Выбрать главу

Но вот только когда? Когда наконец у него вновь появится хоть немного энергии, которая, как ему когда-то казалось, была способна горы свернуть? Он снова посмотрел на мерцавшую вдалеке морскую гладь и контейнеровозы, скользившие между паромами. От этой картины невозможно было оторвать глаз, она его не утомляла, а, наоборот, успокаивала и каждое утро приносила немного надежды, независимо от погоды. Особенно хороши были грозовые дни, когда море выплевывало громадные брызги пены на берег у подножия холма. Из-за большого расстояния крики чаек совсем не были слышны, но зато свист ветра был так силен, что доходил до самой вершины утеса.

— Папа, ты здесь? Папа!

На террасе показалась запыхавшаяся Анжелика.

— В твое «орлиное гнездо» не так уж легко забраться, — проворчала она.

В отличие от Тесс она не опасалась побеспокоить его и не обращалась с ним как с больным.

— У тебя что, сегодня утром нет занятий, дорогая?

Он позволил себя поцеловать, отметив, что от нее приятно пахнет. Вместо ответа она взяла его за руку и повела в дом.

— Я слишком замерзла, чтобы оставаться здесь и любоваться, как туристы, — заявила она решительным тоном. — Кстати, я принесла круассаны, сейчас ты их поешь.

Забавляясь, он чуть было не возразил, что вовсе не объявлял голодовку. В кухне Матье приготовил две чашки эспрессо с помощью кофеварки, которая была здесь единственным предметом роскоши. Остальная обстановка кухни ограничивалось столом и двумя скамейками светлого дерева.

— У тебя же здесь столько свободного времени, почему ты не устроишься по-человечески? — спросила дочь.

— Я думал об этом, но в глубине души мне этого вовсе не хочется, мне ничего не хочется, я тебе уже пытался объяснить.

— Сделай усилие.

— Анж! Если ты явилась сюда, чтобы…

— Прости, папа.

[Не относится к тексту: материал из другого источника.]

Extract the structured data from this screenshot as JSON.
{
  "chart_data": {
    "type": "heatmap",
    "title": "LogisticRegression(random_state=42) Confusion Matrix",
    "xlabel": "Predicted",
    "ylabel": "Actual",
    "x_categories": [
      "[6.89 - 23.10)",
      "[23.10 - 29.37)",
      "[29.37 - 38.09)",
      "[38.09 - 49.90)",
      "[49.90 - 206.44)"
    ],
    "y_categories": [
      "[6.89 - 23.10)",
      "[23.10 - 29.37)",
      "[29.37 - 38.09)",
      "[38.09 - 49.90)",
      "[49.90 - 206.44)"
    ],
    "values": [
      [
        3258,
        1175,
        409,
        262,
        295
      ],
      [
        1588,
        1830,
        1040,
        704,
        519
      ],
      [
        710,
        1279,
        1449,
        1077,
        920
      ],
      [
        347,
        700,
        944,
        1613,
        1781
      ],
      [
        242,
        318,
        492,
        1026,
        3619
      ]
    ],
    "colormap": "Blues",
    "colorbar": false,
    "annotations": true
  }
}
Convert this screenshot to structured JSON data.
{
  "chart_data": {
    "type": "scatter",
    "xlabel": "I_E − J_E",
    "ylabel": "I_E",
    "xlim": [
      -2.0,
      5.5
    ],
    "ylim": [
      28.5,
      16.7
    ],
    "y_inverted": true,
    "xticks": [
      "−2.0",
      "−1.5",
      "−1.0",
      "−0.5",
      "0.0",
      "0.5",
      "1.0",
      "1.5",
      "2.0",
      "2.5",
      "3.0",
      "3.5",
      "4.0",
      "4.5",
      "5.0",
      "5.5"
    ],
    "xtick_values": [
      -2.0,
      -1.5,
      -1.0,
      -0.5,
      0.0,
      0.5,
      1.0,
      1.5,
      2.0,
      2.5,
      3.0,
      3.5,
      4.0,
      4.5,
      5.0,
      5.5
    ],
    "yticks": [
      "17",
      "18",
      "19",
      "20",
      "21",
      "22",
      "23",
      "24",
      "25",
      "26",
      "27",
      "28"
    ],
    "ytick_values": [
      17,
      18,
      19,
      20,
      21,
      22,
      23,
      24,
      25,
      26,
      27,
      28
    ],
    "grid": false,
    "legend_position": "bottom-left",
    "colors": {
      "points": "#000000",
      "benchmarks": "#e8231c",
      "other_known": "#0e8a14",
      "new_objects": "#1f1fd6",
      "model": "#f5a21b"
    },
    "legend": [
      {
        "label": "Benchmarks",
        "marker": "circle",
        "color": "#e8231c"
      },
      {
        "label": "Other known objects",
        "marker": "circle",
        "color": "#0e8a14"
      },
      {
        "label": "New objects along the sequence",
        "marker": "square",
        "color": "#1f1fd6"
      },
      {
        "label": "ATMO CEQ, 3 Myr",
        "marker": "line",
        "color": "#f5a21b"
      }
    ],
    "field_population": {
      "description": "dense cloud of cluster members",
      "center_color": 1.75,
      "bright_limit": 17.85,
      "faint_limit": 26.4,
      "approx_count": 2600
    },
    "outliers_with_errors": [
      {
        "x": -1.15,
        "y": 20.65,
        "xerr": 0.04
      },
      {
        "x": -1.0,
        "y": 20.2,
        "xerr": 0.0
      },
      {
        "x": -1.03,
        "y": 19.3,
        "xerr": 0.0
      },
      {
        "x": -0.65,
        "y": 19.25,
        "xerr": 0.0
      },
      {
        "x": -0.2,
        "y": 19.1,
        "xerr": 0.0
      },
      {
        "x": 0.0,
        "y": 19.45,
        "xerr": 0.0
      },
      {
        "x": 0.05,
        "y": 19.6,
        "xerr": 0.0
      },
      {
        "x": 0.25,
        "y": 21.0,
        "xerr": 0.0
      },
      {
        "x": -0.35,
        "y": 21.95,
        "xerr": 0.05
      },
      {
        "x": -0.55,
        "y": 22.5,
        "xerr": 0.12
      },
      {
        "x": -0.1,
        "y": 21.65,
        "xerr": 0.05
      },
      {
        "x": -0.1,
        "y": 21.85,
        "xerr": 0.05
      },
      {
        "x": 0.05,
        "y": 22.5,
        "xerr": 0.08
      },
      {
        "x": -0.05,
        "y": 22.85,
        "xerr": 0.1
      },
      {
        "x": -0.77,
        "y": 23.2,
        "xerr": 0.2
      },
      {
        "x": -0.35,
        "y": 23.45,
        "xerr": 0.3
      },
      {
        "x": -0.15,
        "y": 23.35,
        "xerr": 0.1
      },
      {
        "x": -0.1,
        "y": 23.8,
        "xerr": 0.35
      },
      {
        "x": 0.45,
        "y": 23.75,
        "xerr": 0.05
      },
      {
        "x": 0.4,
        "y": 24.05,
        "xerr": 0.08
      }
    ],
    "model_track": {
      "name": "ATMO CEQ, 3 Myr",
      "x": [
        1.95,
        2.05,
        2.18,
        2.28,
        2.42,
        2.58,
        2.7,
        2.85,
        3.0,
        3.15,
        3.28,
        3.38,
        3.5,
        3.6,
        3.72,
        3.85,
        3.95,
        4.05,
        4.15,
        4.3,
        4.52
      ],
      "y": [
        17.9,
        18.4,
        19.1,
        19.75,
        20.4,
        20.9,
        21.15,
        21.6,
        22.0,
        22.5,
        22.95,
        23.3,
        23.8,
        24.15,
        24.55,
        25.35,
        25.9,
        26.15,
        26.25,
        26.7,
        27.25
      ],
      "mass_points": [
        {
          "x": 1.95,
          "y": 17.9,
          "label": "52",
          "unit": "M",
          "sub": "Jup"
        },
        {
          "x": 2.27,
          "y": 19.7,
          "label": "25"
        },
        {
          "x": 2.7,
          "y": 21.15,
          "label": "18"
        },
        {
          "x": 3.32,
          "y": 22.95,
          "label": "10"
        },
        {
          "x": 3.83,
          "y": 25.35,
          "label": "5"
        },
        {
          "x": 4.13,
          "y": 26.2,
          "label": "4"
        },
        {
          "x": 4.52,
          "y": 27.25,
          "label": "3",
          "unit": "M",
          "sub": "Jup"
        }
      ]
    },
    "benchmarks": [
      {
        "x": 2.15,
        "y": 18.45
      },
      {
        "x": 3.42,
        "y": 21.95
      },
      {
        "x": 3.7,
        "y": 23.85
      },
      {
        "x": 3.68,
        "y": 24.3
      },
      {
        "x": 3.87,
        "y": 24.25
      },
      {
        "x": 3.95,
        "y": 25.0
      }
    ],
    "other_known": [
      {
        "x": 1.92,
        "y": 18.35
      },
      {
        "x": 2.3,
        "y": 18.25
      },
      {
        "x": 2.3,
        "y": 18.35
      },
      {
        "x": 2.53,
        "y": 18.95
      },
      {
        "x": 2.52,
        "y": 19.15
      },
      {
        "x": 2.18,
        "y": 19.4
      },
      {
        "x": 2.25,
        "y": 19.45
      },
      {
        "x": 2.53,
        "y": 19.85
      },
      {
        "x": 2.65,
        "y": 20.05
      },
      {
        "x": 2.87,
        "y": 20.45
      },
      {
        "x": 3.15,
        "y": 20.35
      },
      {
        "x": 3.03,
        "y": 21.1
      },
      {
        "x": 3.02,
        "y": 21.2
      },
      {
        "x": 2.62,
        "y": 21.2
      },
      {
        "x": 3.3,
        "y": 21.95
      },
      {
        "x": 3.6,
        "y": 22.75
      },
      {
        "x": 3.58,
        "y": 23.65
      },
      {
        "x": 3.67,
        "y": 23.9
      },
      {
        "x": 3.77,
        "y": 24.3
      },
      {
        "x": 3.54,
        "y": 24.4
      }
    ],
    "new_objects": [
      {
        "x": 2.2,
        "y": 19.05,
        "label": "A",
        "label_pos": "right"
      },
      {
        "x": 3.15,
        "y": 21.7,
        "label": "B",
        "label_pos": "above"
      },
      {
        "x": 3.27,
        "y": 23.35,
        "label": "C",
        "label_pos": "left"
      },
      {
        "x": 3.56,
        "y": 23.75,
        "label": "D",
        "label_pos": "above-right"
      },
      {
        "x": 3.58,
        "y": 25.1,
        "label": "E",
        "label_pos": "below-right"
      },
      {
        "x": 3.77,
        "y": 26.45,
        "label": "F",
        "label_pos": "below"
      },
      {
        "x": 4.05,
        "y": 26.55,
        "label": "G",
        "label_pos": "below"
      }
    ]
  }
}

Но видеть тебя таким… Это сильнее меня, я не могу сдержаться.

— Все будет хорошо, если меня оставят в покое.

— Ты не хочешь, чтобы я тебя навещала?

Он едва удержался, чтобы не кивнуть, но сдержался, заметив, до чего она встревожена. Ведь они так надолго были разлучены, встречаясь лишь изредка, пока она жила с матерью, и вот теперь она приехала в Гавр, чтобы поближе узнать его, лучше познакомиться с его образом жизни. В ее глазах он был необыкновенным, потрясающим, несгибаемым и монолитным, как скала, а тут получилось, что вот уже несколько недель перед ней был человек с потерянным взглядом, обессиленный, равнодушный. Он подумал об этом и ощутил тихое раздражение.

— Знаешь, в жизни бывают моменты, когда необходимо перезагрузиться, обнулить счетчики, — объяснил он спокойным тоном.

— Ты просто переработал!

— Возможно.

— Но ты добился своего.

— Чего именно?

— Ну… как чего? Ты ведь получил, что хотел, разве нет?

— Я не помню уже, чего бы я так хотел.

— Ой, вот этого только не надо…

Она достала из пакетика, уже покрытого жирными пятнами, круассаны.

— Мама всегда говорила, что ты из породы бойцов. Воин!

— Мило с ее стороны, конечно, но вояка устал.

Сдвинув брови, она посмотрела на него без снисхождения.

— Слишком легко.

— Напротив, слишком трудно. Я привык во всем рассчитывать на себя, и вдруг этот самый «я» опал, как старый носок. До сих пор я считал, что выражение «Я больше не могу» — обычная констатация факта, без всяких последствий, то есть что речь идет о простой паузе, небольшом перерыве. Ничего подобного. Отныне я отлично вижу ту конкретную каплю, которая заставляет чашу перелиться через край. Моя чаша наполнена до краев, и невозможно ничего придумать, чтобы это было иначе, как бы я ни желал. Впрочем, самого желания тоже больше нет. И, уж можешь мне поверить, меньше всего на свете я желал бы тебя разочаровать.

Анжелика посмотрела на него несколько секунд, потом молча склонила голову. Матье опечалился за нее, но обманывать дочь не хотел. Ведь он не знал, сколько в среднем может продлиться депрессия, ему не было интересно даже выяснять это в интернете. Что бы он там ни прочитал, это не изменило бы его состояния. А между тем сама эта досада уже вселила в него немного надежды. Он сердился, почти проклинал себя за то, что больше не узнавал себя, за то, что испытывал отвратительное ощущение, будто его голова и тело принадлежат совершенно другому человеку.